CloudBrush is a de novo genome assembler based on the string graph and mapreduce framework, it is released under Apache License 2.0 (http://www.apache.org/licenses/LICENSE-2.0) as a Free and Open Source Software Project.
More details about CloudBrush Project you can get under: https://github.com/ice91/CloudBrush
requirement: hadoop cluster
step 1: convert *.fastq to *.sfa
e.g. perl data/preprocessor.pl -renum data/Ec10k.sim.fastq > data/Ec10k.sim.sfa
step 2: upload *.sfa to HDFS
e.g. hadoop fs -put data/Ec10k.sim.sfa Ec10k
(You can use CloudRS(ReadStackCorrector) as preprocesser to correct sequencing errors and prepare *.sfa in HDFS. More details about CloudRS Project you can get under: https://github.com/ice91/ReadStackCorrector)

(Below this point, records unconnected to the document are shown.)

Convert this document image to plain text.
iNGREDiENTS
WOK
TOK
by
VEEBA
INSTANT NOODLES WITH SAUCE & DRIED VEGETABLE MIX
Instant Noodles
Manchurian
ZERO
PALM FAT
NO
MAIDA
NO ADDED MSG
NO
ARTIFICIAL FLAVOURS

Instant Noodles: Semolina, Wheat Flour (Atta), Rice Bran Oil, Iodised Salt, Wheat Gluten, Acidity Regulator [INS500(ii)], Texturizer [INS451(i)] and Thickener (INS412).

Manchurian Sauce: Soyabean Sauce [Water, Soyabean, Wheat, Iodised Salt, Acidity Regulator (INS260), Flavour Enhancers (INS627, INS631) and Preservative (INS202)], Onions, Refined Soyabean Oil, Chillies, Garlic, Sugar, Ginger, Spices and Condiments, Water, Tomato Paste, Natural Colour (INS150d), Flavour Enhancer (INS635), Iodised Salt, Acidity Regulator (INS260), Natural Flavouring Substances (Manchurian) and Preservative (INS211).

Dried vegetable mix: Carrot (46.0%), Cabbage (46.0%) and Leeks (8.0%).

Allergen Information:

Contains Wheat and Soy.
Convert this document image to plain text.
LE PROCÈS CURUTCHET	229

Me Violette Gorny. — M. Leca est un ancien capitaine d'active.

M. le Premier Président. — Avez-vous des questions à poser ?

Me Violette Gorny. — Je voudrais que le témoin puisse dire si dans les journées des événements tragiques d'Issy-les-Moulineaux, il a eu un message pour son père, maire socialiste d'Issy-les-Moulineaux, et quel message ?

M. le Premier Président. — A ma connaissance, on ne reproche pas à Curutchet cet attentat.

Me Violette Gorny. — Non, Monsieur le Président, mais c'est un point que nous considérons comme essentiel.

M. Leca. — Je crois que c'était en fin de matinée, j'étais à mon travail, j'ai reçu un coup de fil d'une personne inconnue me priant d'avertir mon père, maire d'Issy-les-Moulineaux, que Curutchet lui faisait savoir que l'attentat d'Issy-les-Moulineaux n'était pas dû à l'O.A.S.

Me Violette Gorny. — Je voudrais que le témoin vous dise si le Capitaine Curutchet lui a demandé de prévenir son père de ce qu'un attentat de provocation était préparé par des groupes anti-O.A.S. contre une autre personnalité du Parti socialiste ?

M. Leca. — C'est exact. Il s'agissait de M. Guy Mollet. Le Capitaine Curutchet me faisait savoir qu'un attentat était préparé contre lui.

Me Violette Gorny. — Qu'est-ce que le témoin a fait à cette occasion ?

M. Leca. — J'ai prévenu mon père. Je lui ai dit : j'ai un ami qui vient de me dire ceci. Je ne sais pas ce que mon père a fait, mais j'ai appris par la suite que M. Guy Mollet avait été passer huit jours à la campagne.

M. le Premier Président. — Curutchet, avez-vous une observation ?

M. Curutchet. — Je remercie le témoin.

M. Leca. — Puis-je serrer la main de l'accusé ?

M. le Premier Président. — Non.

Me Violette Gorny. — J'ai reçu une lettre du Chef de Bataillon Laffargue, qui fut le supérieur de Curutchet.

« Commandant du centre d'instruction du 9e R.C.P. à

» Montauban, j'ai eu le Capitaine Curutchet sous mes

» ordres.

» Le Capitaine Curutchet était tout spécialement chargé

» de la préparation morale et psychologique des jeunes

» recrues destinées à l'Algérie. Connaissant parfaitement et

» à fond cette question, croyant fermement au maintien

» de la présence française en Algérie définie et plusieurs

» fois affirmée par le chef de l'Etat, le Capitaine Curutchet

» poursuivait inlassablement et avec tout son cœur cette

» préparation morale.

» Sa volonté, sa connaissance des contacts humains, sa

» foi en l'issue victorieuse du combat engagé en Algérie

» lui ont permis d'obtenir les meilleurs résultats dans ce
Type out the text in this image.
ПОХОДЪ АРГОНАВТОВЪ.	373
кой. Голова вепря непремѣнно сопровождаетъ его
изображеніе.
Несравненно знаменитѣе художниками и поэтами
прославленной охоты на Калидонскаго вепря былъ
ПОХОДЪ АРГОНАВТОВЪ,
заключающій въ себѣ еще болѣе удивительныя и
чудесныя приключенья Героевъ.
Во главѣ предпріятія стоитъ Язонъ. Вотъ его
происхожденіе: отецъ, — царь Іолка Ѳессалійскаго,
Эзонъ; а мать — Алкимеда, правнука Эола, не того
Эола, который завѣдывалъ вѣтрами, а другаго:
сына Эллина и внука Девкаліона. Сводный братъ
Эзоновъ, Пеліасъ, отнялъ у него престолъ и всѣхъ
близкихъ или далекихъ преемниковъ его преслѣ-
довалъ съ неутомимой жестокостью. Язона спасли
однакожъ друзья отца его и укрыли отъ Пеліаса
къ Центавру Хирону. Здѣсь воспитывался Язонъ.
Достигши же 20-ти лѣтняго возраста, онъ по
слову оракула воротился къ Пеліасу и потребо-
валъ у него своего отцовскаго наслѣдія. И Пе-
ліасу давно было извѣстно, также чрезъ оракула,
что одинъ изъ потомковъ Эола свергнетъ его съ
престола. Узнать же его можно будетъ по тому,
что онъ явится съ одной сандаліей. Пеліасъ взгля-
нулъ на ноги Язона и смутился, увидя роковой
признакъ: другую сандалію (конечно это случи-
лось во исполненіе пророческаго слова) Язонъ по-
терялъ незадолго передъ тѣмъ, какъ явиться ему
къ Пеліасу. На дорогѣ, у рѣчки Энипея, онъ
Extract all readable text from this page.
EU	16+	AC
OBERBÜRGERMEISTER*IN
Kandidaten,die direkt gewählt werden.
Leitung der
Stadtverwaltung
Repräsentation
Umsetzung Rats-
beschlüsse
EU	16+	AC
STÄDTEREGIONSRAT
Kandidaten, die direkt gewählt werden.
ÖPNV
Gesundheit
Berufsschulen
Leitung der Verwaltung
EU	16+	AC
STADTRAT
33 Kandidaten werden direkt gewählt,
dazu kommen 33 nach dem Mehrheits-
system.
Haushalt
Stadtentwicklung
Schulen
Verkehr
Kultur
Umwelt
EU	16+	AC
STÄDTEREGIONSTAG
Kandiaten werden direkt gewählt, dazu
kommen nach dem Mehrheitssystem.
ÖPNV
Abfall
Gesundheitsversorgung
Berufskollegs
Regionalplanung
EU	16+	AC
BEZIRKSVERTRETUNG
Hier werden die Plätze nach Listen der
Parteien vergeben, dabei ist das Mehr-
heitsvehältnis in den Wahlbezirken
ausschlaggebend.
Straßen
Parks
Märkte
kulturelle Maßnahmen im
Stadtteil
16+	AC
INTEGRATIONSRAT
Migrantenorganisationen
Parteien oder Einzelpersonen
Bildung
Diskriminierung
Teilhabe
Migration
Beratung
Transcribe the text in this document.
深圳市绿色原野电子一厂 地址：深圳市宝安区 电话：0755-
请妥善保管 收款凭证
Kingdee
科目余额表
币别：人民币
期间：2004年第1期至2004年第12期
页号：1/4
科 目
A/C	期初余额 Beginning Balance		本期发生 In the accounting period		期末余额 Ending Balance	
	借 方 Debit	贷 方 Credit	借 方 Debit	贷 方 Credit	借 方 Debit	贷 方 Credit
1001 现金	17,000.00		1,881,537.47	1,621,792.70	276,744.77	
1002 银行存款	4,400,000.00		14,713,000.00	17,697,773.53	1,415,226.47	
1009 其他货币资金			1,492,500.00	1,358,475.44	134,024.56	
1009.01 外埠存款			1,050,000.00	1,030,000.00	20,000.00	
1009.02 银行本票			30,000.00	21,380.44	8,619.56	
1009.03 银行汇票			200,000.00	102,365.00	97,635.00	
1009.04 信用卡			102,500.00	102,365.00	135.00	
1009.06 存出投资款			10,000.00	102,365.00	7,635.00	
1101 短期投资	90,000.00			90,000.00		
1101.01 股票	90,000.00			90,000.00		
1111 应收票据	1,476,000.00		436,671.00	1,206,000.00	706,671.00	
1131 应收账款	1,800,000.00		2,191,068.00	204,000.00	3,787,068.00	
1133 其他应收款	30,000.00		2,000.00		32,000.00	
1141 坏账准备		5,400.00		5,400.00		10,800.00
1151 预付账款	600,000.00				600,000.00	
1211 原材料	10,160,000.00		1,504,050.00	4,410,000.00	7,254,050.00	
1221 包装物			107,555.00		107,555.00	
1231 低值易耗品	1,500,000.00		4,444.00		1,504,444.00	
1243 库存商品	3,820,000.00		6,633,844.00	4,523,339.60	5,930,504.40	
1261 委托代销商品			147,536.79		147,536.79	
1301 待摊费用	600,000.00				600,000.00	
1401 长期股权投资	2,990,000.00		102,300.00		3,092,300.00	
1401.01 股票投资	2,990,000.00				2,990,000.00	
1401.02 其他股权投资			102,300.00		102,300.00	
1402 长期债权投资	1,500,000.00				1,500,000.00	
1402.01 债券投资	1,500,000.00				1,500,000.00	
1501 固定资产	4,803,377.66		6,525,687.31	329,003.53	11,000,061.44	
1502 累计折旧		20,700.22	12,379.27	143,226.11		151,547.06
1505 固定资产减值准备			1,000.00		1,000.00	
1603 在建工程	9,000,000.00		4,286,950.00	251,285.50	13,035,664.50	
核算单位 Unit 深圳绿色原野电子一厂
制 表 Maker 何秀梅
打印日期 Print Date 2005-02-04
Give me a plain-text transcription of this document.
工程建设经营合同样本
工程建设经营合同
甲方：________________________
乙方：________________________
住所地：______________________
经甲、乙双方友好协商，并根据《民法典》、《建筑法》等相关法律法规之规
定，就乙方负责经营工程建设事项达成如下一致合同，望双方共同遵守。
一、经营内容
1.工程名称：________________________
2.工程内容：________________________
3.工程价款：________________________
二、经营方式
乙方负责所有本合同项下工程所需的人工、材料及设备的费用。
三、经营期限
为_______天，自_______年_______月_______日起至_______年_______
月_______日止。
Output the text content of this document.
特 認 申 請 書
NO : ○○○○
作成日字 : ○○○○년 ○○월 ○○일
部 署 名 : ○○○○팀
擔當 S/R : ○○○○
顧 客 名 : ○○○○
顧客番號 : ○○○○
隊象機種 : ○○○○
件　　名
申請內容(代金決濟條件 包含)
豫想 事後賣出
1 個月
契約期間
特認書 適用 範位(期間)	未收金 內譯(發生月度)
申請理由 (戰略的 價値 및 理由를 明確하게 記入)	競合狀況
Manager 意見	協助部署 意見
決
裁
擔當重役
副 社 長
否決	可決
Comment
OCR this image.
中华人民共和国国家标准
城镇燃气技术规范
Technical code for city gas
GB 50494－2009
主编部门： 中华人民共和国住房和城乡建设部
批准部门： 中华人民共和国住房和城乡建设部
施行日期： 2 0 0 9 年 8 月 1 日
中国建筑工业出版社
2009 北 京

step 3 perform the CloudBrush using hadoop cluster
e.g. hadoop jar CloudBrush.jar -reads Ec10k -asm Ec10k_Brush -k 21 -readlen 36
e.g. hadoop jar CloudBrush.jar -reads Ec10k -asm Ec10k_Brush -k 21 -readlen 36 -javaopts -Djava.util.Arrays.useLegacyMergeSort=True
step 4 download *.fasta from HDFS
e.g. hadoop fs -cat Ec10k_Brush/* > Ec10k_Brush.fasta
[Reference] Yu-Jung Chang, Chien-Chih Chen, Chuen-Liang Chen and Jan-Ming Ho, "De Novo Next Generation Genomic Sequence Assembler Based on String Graph and MapReduce Cloud Computing Framework," BMC Genomics, volume 13, number Suppl 7, pages S28, December 2012.